The Company applied a multi-period excess earnings method of the income approach to estimate the fair values of the intangible assets acquired. The intangible assets acquired in the business acquisition were developed technology, customer relationships, and trademark for the fair value of $41.2 million, determined based on the estimated fair value of expected after-tax cash flows attributable to annual recurring revenue from commercial, enterprise, and partner customer segments. The Company applied various estimates and assumptions with respect to forecasted revenue growth rates, the revenue attributable to the existing customers over time and the discount rate. The fair values assigned to the other tangible and identifiable intangible assets acquired and liabilities assumed as part of the business combination were based on management’s estimates and assumptions. The Company began amortizing the customer relationships on the date of acquisition over a period of 15 years based on expected future cash flow attributable to existing customers.

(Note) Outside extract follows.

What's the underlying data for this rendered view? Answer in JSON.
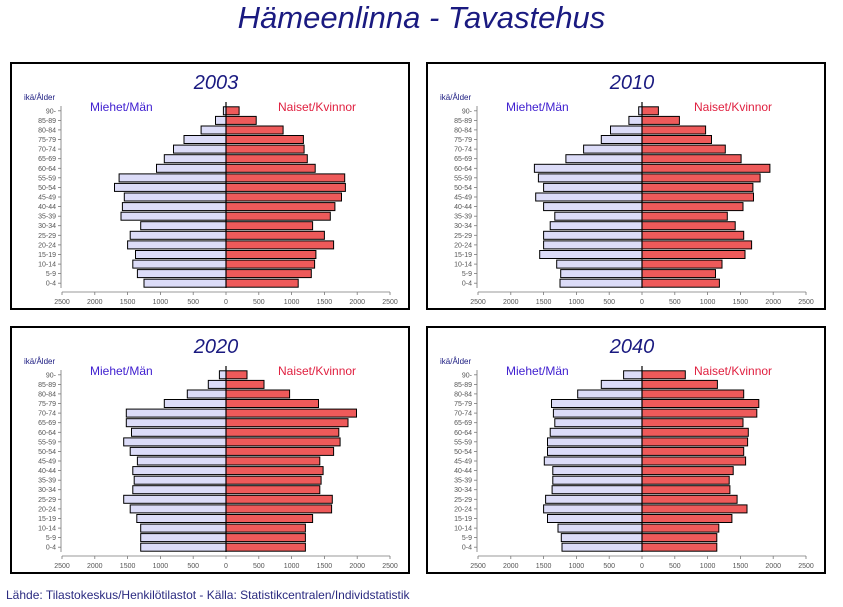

The amortization expense is recorded to amortization of purchased intangibles in the consolidated statements of operations.

The Company incurred $1.5 million in acquisition costs for this transaction that were expensed in the year ended December 31, 2021, and are included in General and administrative expense in the accompanying consolidated statements of operations.
Pro Forma Financial Information

The following unaudited pro forma information presents the combined results of operations as if the acquisitions of e-bot7, VoiceBase, and Tenfold had been completed as of the beginning of the Company’s fiscal year 2020. The unaudited pro forma results include adjustments primarily related to the amortization of intangible assets and the inclusion of acquisition costs as of the earliest period presented. There were no transactions between the Company and the acquired companies during the periods presented that would need to be eliminated.

The unaudited pro forma results do not reflect any cost saving synergies from operating efficiencies, or the effect of the incremental costs incurred from integrating these companies. For pro forma purposes, 2021 earnings were adjusted to exclude acquisition-related costs, and 2020 earnings were adjusted to include these costs. Accordingly, these unaudited pro forma results are presented for informational purposes only and are not necessarily indicative of what the actual results of operations of the combined company would have been if the acquisition had occurred at the beginning of the period presented, nor are they indicative of future results of operations.

The unaudited pro forma financial information was as follows:
(Unaudited)
December 31,
20212020
(In thousands)
Revenue$482,152 $382,683 
Net loss$(159,697)$(131,826)
The amounts of revenue and net loss of acquisitions included in the Company’s consolidated statement of operations from the acquisition date to December 31, 2021 were $4.9 million and $14.1 million, respectively.